Defensive back Jon Lindgren had a team-high 12 tackles in Bates’ season-opening loss to Amherst. (Theophil Syslo/Bates College)

The Bates College football team’s new offense received the most buzz leading up to the start of the 2018 season, the first under head coach Malik Hall.

All the attention was justified. Of all the changes in the Bobcats program this summer, none seemed larger than the switch from the run-first triple-option to a pass-heavy Air Raid-type offense.

But after the season kicked off last Saturday, the defense grabbed the spotlight.

“I was pleased with the defense’s pursuit to the ball,” Hall said. “I think No. 32 (Amherst running back Jack Hickey) is a load to tackle. … I was pleased that the defense didn’t try to make it about one person tackling him (but) the entire Bobcat posse trying to tackle him.”

Bates lost to Amherst 19-7, but held the Mammoths scoreless through two quarters, and up until midway through the fourth quarter, the Bobcats made Amherst quarterback Ollie Eberth and Hickey fight for every yard they picked up.


Fatigue seemed to set in near the end, which led to mental errors. Running out of fuel, though, showed effort, especially since Bates is trying to build its depth.

“They played extremely hard for four quarters,” Hall said. “Going into the game, the goal was to empty our tanks and get the game in the fourth quarter and see who is the better team.”
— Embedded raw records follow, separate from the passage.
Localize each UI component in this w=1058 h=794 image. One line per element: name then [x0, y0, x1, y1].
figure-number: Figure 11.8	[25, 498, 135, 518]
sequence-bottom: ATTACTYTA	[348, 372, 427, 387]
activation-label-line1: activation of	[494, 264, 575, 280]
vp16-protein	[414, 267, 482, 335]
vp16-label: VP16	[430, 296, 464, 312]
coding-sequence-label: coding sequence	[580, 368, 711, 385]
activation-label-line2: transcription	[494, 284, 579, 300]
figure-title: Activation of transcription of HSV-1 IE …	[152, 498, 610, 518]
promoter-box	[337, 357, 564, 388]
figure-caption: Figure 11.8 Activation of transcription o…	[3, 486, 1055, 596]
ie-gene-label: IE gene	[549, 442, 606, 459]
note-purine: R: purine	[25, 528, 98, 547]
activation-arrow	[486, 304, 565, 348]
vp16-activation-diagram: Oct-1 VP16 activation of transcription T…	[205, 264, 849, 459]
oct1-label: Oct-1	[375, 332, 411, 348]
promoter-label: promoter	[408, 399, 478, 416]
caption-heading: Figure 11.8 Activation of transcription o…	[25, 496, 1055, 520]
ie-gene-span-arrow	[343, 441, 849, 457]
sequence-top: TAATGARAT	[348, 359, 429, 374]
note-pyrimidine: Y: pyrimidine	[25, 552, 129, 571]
Junior defensive back Jon Lindgren led Bates with 12 tackles. Walter Washington, Connor Hunt and freshman Michael Bulman all recovered fumbles. In his first game, Bulman, a linebacker, had four solo tackles, a sack and two tackles for a loss.

“I was super-excited for Bulman, because he played with extreme effort,” Hill said.
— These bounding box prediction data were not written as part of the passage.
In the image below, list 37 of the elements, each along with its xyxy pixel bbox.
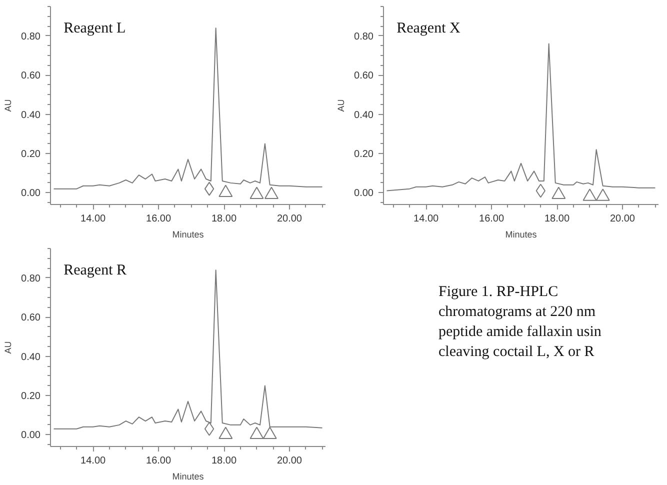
y-tick-label: 0.40 [21, 352, 41, 363]
x-axis-title: Minutes [172, 472, 204, 482]
y-tick-label: 0.00 [21, 188, 41, 200]
x-tick-label: 20.00 [276, 214, 302, 224]
x-tick-label: 18.00 [544, 214, 570, 224]
text: Reagent X [396, 20, 460, 36]
caption: Figure 1. RP-HPLC chromatograms at 220 nm peptide amide fallaxin usin cleaving coctail L, X or R [438, 284, 602, 360]
text: Reagent R [64, 262, 126, 278]
y-tick-label: 0.60 [21, 312, 41, 324]
x-axis-title: Minutes [505, 230, 538, 240]
y-tick-label: 0.20 [21, 149, 41, 160]
y-axis-title: AU [336, 99, 346, 112]
x-tick-label: 16.00 [146, 214, 172, 224]
y-tick-label: 0.40 [354, 110, 374, 121]
y-tick-label: 0.20 [354, 149, 374, 160]
text: Reagent L [64, 20, 126, 36]
x-tick-label: 14.00 [414, 214, 440, 224]
x-axis-title: Minutes [172, 230, 204, 240]
y-tick-label: 0.80 [21, 31, 41, 42]
x-tick-label: 20.00 [610, 214, 636, 224]
x-tick-label: 18.00 [212, 456, 237, 466]
x-tick-label: 20.00 [276, 456, 302, 466]
y-axis-title: AU [3, 99, 14, 112]
x-tick-label: 14.00 [80, 214, 106, 224]
x-tick-label: 16.00 [146, 456, 172, 466]
y-axis-title: AU [3, 341, 14, 354]
y-tick-label: 0.80 [21, 273, 41, 284]
x-tick-label: 16.00 [479, 214, 504, 224]
y-tick-label: 0.00 [21, 430, 41, 442]
y-tick-label: 0.00 [354, 188, 374, 200]
x-tick-label: 18.00 [212, 214, 237, 224]
y-tick-label: 0.60 [21, 70, 41, 82]
y-tick-label: 0.40 [21, 110, 41, 121]
y-tick-label: 0.80 [354, 31, 374, 42]
y-tick-label: 0.60 [354, 70, 374, 82]
y-tick-label: 0.20 [21, 391, 41, 402]
x-tick-label: 14.00 [80, 456, 106, 466]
Bates’ defense, which was missing captains Joe Frake and Bobby Dee, also had nice efforts from two other freshmen linebackers, Caleb Eckland, who is from Lovell and attended Fryeburg Academy, and James Weir.
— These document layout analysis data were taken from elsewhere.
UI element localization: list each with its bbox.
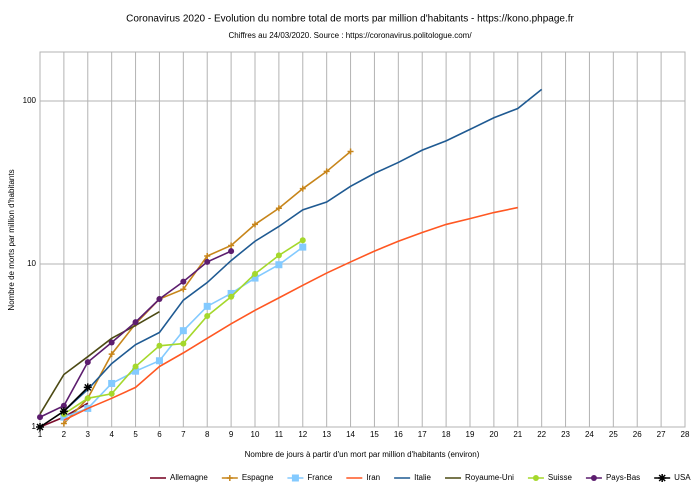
data-point [108, 390, 115, 397]
data-point [84, 359, 91, 366]
legend-label: Espagne [242, 473, 274, 482]
x-tick-label: 6 [157, 430, 162, 439]
x-tick-label: 21 [513, 430, 522, 439]
x-tick-label: 12 [298, 430, 307, 439]
y-axis-label: Nombre de morts par million d'habitants [7, 169, 16, 310]
x-tick-label: 22 [537, 430, 546, 439]
data-point [108, 339, 115, 346]
data-point [60, 402, 67, 409]
x-tick-label: 3 [86, 430, 91, 439]
x-tick-label: 18 [442, 430, 451, 439]
data-point [84, 395, 91, 402]
legend-label: France [307, 473, 332, 482]
x-tick-label: 17 [418, 430, 427, 439]
series-line [63, 88, 543, 412]
series-line [63, 206, 518, 421]
x-tick-label: 23 [561, 430, 570, 439]
x-tick-label: 27 [657, 430, 666, 439]
data-point [60, 420, 67, 427]
x-tick-label: 4 [109, 430, 114, 439]
data-point [275, 261, 283, 269]
data-point [132, 363, 139, 370]
legend-label: Royaume-Uni [465, 473, 514, 482]
data-point [252, 270, 258, 277]
x-tick-label: 7 [181, 430, 186, 439]
data-point [275, 252, 282, 259]
x-tick-label: 16 [394, 430, 403, 439]
x-tick-label: 20 [489, 430, 498, 439]
legend-label: Pays-Bas [606, 473, 640, 482]
data-point [204, 258, 211, 265]
legend-label: USA [674, 473, 691, 482]
chart-subtitle: Chiffres au 24/03/2020. Source : https:/… [228, 31, 472, 40]
legend-label: Italie [414, 473, 431, 482]
data-point [36, 423, 44, 431]
legend-label: Allemagne [170, 473, 208, 482]
data-point [204, 312, 211, 319]
legend-marker [590, 475, 597, 481]
data-point [203, 302, 211, 310]
data-point [180, 278, 187, 285]
x-tick-label: 9 [229, 430, 234, 439]
x-tick-label: 28 [681, 430, 690, 439]
data-point [59, 407, 68, 416]
data-point [228, 242, 235, 249]
x-tick-label: 5 [133, 430, 138, 439]
data-point [299, 243, 307, 251]
x-tick-label: 19 [466, 430, 475, 439]
data-point [347, 148, 354, 155]
data-point [37, 414, 43, 421]
x-tick-label: 13 [322, 430, 331, 439]
x-tick-label: 24 [585, 430, 594, 439]
data-point [228, 293, 235, 300]
x-tick-label: 1 [38, 430, 43, 439]
data-point [299, 237, 306, 244]
data-point [275, 205, 282, 212]
data-point [156, 296, 163, 303]
x-tick-label: 10 [251, 430, 260, 439]
data-point [252, 221, 258, 228]
data-point [228, 248, 235, 255]
y-tick-label: 10 [27, 259, 36, 268]
data-point [156, 342, 163, 349]
chart-title: Coronavirus 2020 - Evolution du nombre t… [126, 14, 574, 25]
data-point [180, 340, 187, 347]
data-point [83, 383, 92, 392]
data-point [299, 185, 306, 192]
data-point [180, 286, 187, 293]
x-tick-label: 14 [346, 430, 355, 439]
series-line [39, 310, 160, 415]
data-point [132, 367, 140, 375]
legend-marker [226, 475, 233, 481]
x-tick-label: 26 [633, 430, 642, 439]
legend-label: Iran [366, 473, 380, 482]
y-tick-label: 1 [32, 422, 37, 431]
data-point [108, 351, 115, 358]
legend-marker [291, 474, 299, 482]
data-point [323, 168, 330, 175]
data-point [60, 413, 68, 421]
data-point [204, 253, 211, 260]
data-point [251, 274, 259, 282]
data-point [132, 319, 139, 326]
x-tick-label: 11 [275, 430, 284, 439]
x-tick-label: 25 [609, 430, 618, 439]
x-tick-label: 15 [370, 430, 379, 439]
legend-label: Suisse [548, 473, 573, 482]
data-point [155, 357, 163, 365]
y-tick-label: 100 [23, 96, 37, 105]
legend-marker [658, 474, 667, 482]
x-tick-label: 8 [205, 430, 210, 439]
data-point [179, 327, 187, 335]
legend-marker [532, 475, 539, 481]
data-point [227, 289, 235, 297]
x-axis-label: Nombre de jours à partir d'un mort par m… [245, 450, 480, 459]
x-tick-label: 2 [62, 430, 67, 439]
data-point [108, 379, 116, 387]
While the defense had a nice debut, the offense remains a work in progress. The Bobcats finished with only 150 yards of total offense. Sophomore quarterback Brendan Costa accounted for 134 of those yards, 90 passing (12-of-21 and an interception, which was tipped) and 44 rushing on 16 carries, highlighted by a 26-yard touchdown run.

Bobcats coaches thought the offense might be a slow roll because the players only had three weeks to learn the new concepts, which were contrary to what they played last year.

Therefore, the offensive playcalling was conservative, with a goal to keep the Bobcats close to give them a chance to win the game in the fourth quarter. That was accomplished against Amherst.

“They’re not used to throwing the ball 21 times a game,” Hall said. “Right now, the objective is to win some games and get the game to the fourth quarter. Though we want to spread it and want to throw it around the lot, every game doesn’t dictate that, especially when it’s your first game out and debut of the offense.

“So, the thought process is to not try to run our entire playbook in Game 1 for the sake of a new era or a new offense, or for a quarterback just to show he can throw. It’s to try to win the game.”



The defense will be tested even more this Saturday, when the Bobcats travel to face reigning NESCAC champion Trinity.

Last week, the Bantams won 35-0 as they spoiled spoiled former University of Maine coach Jack Cosgrove’s debut as Colby’s coach.

Because the NESCAC has the same schedule every year, Bates always opens the season against a pair of conference powerhouses.

“Couldn’t ask for a better situation,” Hall said, “to play the top dogs in the league in the first two weeks.”

Trinity senior running back Max Chipouras gained 173 yards and scored three touchdowns on 15 carries against Colby.

“Their running back is very talented, their quarterback is good, they’re big on the outside,” Hall said, “and they’re as fast as they are strong on defense.”


Last year, the Bantams handed the Bobcats their worse loss of the season, putting up 31 first-quarter points and winning 51-0.


Rower Amelia Wilhelm, who graduated from Bates College earlier this year, has been named one of 30 finalists for the 2018 NCAA Woman of the Year Award.

The award honors recently graduated student-athletes who stood out academically and athletically, and who are service-oriented and strong leaders.

Wilhelm, from Charlotte, North Carolina, helped the Bates win three NCAA Rowing championships in her four years.

“Amelia is perhaps one of the most positive, thoughtful and welcoming members of our team,” rowing head coach Peter Steenstra said in a news release earlier this month. “Her primary goal was always fixed on the success of the team as a whole, but like any good athlete she used this to motivate herself, as well.”

The four-year dean’s list student graduated in May with honors in chemistry.

Wilhem is the first Bates athlete to be nominated for the Woman of the Year Award since Vantiel Elizabeth Duncan in 2010.

The top nine finalists will be announced in early October. The winner will be named Oct. 28 in Indianapolis.